Let $z$ be a complex number satisfying $| z | = 2$. In the complex number plane with the origin O, let A and B be the points representing $1 + z$ and $1 - \frac { 1 } { 2 } z$, respectively.
First of all, we can express the complex number $z$ as
$$z = \mathbf { M } ( \cos \theta + i \sin \theta ) \quad ( - \pi \leqq \theta < \pi ) .$$
(1) If $z$ is not a real number, then the area $S$ of the triangle OAB is $S = \mathbf { N }$. For $\mathbf{N}$, choose the correct answer from among (0) $\sim$ (8) below.
Hence, when $\theta = \pm \frac { \mathbf { O } } { \mathbf { P } } \pi$, $S$ is maximized.

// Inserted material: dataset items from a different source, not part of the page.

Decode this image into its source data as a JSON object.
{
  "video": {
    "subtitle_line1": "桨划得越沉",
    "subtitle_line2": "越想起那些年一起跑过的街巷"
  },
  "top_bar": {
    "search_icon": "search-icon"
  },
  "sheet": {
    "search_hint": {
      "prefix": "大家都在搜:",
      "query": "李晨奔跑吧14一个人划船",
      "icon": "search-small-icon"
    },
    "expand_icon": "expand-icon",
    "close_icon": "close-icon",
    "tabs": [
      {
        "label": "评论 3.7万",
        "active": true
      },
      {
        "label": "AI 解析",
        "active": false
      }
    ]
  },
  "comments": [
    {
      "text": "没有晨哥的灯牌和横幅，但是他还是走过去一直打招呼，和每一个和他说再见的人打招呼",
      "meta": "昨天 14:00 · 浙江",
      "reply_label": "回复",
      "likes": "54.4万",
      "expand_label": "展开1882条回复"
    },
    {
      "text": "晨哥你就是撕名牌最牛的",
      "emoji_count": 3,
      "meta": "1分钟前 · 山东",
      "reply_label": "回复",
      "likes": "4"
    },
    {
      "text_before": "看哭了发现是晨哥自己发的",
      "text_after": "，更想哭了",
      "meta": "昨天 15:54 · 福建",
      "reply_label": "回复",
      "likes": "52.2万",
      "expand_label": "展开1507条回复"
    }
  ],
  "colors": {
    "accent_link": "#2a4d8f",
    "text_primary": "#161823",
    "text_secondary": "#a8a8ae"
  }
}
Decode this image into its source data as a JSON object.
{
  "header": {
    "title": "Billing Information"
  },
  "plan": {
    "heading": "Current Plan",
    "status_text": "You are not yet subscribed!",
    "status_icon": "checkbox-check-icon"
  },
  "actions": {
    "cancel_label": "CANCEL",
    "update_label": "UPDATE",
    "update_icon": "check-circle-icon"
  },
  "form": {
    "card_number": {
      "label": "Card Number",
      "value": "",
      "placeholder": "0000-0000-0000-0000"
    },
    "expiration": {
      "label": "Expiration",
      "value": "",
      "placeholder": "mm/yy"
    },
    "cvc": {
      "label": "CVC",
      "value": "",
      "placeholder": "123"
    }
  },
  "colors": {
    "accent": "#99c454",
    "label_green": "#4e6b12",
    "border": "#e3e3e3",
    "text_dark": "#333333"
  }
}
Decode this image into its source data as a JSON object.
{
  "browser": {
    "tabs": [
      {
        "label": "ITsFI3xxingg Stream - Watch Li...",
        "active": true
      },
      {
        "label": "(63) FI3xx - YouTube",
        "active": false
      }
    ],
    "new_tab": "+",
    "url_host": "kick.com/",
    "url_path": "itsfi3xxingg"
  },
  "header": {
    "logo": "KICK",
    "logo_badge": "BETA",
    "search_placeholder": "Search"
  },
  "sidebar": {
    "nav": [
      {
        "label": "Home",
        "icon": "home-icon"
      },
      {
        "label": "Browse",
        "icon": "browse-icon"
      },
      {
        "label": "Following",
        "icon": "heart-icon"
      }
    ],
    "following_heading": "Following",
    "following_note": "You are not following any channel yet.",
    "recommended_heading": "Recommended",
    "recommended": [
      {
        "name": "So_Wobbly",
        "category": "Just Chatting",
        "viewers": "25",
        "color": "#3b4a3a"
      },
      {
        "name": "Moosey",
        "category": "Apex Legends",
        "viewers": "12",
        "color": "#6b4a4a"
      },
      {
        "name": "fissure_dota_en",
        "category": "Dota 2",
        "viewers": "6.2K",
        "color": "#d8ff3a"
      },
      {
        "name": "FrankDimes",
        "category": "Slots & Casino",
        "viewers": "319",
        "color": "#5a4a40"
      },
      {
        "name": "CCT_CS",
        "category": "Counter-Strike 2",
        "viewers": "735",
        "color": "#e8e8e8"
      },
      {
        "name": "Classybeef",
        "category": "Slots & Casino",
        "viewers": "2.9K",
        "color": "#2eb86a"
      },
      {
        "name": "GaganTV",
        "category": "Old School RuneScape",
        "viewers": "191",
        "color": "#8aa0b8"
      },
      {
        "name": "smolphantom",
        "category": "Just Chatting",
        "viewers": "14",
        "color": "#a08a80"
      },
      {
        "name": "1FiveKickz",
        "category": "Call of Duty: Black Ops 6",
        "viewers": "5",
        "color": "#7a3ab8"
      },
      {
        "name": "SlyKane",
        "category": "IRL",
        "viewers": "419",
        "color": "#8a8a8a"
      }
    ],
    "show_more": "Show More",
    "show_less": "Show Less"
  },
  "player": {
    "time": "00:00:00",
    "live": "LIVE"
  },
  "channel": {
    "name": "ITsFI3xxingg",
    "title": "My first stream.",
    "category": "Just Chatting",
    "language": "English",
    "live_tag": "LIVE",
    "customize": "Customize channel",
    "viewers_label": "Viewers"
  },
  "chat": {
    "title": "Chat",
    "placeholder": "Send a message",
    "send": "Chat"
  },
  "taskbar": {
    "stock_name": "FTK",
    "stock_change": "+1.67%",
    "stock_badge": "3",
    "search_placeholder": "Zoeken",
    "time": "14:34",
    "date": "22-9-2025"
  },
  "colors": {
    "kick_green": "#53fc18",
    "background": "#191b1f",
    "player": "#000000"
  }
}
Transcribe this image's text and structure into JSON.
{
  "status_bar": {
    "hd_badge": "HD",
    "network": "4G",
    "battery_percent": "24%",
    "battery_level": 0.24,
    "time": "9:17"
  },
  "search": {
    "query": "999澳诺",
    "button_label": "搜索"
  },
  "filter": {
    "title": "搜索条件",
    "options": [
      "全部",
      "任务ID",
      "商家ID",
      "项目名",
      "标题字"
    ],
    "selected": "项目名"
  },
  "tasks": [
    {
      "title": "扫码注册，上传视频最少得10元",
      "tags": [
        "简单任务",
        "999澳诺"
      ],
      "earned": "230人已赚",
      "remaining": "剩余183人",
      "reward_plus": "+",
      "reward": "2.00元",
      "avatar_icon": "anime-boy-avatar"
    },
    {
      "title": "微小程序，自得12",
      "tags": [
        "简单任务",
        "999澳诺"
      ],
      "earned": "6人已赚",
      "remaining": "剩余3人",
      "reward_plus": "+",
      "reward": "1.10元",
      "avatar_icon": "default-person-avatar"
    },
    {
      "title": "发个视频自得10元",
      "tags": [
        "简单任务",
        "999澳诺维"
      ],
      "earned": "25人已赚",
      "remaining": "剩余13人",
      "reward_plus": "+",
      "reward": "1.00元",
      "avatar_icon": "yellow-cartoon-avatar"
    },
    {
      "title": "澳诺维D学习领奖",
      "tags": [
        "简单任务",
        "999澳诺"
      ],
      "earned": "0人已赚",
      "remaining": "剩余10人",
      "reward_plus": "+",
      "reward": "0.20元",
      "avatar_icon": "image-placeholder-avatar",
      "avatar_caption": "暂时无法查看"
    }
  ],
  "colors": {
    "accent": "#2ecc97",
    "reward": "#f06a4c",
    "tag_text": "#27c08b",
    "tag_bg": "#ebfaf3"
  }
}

(0) $\frac { 1 } { 2 } \left| \sin \left( \theta + \frac { 1 } { 3 } \pi \right) \right|$ (1) $\frac { 1 } { 2 } | \sin \theta |$ (2) $\frac { 1 } { 2 } \left| \sin \left( \theta - \frac { 1 } { 3 } \pi \right) \right|$ (3) $\left| \sin \left( \theta + \frac { 1 } { 3 } \pi \right) \right|$ (4) $| \sin \theta |$ (5) $\left| \sin \left( \theta - \frac { 1 } { 3 } \pi \right) \right|$ (6) $\frac { 3 } { 2 } \left| \sin \left( \theta + \frac { 1 } { 3 } \pi \right) \right|$ (7) $\frac { 3 } { 2 } | \sin \theta |$ (8) $\frac { 3 } { 2 } \left| \sin \left( \theta - \frac { 1 } { 3 } \pi \right) \right|$
(2) When the triangle OAB is an isosceles triangle where $\mathrm { OA } = \mathrm { OB }$, we see that
$$| 1 + z | = \left| 1 - \frac { 1 } { 2 } z \right| = \sqrt { \mathbf { Q } }$$
and
$$\arg ( 1 + z ) = \pm \frac { \mathbf { R } } { \mathbf { S } } \pi , \quad \arg \left( 1 - \frac { 1 } { 2 } z \right) = \mp \frac { \mathbf { T } } { \mathbf{U} } \pi ,$$
where the right-hand sides of the equations are of opposite signs, and where $- \pi \leqq \arg ( 1 + z ) < \pi$ and $- \pi \leqq \arg \left( 1 - \frac { 1 } { 2 } z \right) < \pi$.